Okay, so let’s get started.
Importing libraries
import plotly.graph_objs as go
from plotly.offline import init_notebook_mode,iplot,plot
init_notebook_mode(connected=True)import pandas as pd
Here, init_notebook_mode(connected=True) connects Javascript to our notebook.
Creating/Interpreting our DataFrame
df = pd.read_csv('2014_World_Power_Consumption')
df.info()
Here we have 3 columns, and all of them have 219 non-null entries.
df.head()
Compiling our data into dictionaries
data = dict(
type = 'choropleth',
colorscale = 'Viridis',
locations = df['Country'],
locationmode = "country names",
z = df['Power Consumption KWH'],
text = df['Country'],
colorbar = {'title' : 'Power Consumption KWH'},
)
type = ’choropleth’: defines the type of the map, i.e., choropleth in this case.
colorscale = ‘Viridis’: displays a color map (for more color scales, refer here).
locations = df[‘Country’]: add a list of all countries.
locationmode = ‘country names’: as we have country names in our dataset, so we set location mode to ‘country names’.
z: list of integer values that display the power consumption of each state.
text = df[‘Country’]: displays a text when hovering over the map for each state element. In this case, it is the name of the country itself.
colorbar = {‘title’ : ‘Power Consumption KWH’}: a dictionary that contains information about the right sidebar. Here, colorbar contains the title of the sidebar.
layout = dict(title = '2014 Power Consumption KWH',
geo = dict(projection = {'type':'mercator'})
)
layout — a Geo object that can be used to control the appearance of the base map onto which data is plotted.
It is a nested dictionary that contains all the relevant information about how our map/plot should look like.
Generating our plot/map
choromap = go.Figure(data = [data],layout = layout)
iplot(choromap,validate=False)
Cool! Our choropleth map for the ‘2014 World Power Consumption’ has been generated, and from the above, we can see that each country displays its name and its power consumption in kWh when hovering over each element on the map. The more concentrated the data is in one particular area, the deeper the shade of color on the map. Here ‘China’ has the largest power consumption, and so its color is deepest.
Density Maps
Density mapping is simply a way to show where points or lines may be concentrated in a given area.

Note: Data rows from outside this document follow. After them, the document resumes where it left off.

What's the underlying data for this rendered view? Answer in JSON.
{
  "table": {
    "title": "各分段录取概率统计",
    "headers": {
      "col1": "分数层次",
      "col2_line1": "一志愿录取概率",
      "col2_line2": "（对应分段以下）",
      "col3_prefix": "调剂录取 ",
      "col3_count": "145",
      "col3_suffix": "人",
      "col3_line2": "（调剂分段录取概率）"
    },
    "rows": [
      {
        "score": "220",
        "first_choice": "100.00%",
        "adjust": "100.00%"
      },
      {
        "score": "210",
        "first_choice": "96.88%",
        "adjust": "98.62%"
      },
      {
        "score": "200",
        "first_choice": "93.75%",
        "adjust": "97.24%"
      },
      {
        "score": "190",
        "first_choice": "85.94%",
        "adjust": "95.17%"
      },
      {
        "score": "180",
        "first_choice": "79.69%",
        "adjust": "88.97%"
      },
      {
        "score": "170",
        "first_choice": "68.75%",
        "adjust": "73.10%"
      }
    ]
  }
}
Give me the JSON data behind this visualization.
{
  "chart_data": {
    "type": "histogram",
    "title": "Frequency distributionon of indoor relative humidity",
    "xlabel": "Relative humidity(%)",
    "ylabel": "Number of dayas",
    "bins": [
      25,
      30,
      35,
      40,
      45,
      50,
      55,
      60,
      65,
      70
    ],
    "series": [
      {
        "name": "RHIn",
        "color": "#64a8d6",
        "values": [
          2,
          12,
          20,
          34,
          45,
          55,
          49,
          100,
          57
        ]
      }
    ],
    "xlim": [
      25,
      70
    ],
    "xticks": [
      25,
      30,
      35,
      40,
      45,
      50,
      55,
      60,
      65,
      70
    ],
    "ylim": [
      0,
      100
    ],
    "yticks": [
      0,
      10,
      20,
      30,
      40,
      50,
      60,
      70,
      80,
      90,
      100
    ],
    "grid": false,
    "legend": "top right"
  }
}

Using Density Maps with Python
Here, we will be using a worldwide dataset of earthquakes and their magnitudes.
Okay, so let’s get started.
Importing libraries
import plotly.express as px
import pandas as pd
Creating/Interpreting our DataFrame
df = pd.read_csv('https://raw.githubusercontent.com/plotly/datasets/master/earthquakes-23k.csv')
df.info()
Here, we have 4 columns, and all of them have 23412 non-null entries.
df.head()
Plotting our data
fig = px.density_mapbox(df, lat='Latitude', lon='Longitude', z='Magnitude', radius=10,
center=dict(lat=0, lon=180), zoom=0,
mapbox_style="stamen-terrain")
fig.show()
lat=’Latitude’: takes in the Latitude column of our data frame.
lon=’Longitude’: takes in the Longitude column of our data frame.
z: list of integer values that display the magnitude of the earthquake.
radius=10: sets the radius of influence of each point.
center=dict(lat=0, lon=180): sets the center point of the map in a dictionary.
zoom=0: sets map zoom level.
mapbox_style=’stamen-terrain’: sets the base map style. Here, “stamen-terrain” is the base map style.
fig.show(): displays the map.
Map
Great! Our Density map for the ‘Earthquakes and their magnitudes’ has been generated, and from the above, we can see that it covers all the territories that suffered from the earthquake, and also shows the magnitude of the earthquake of every region when we hover over it.
Geographical plotting using plotly can be a bit challenging sometimes due to its various formats of data, so please refer to this cheat sheet for all types of syntaxes of plotly plots.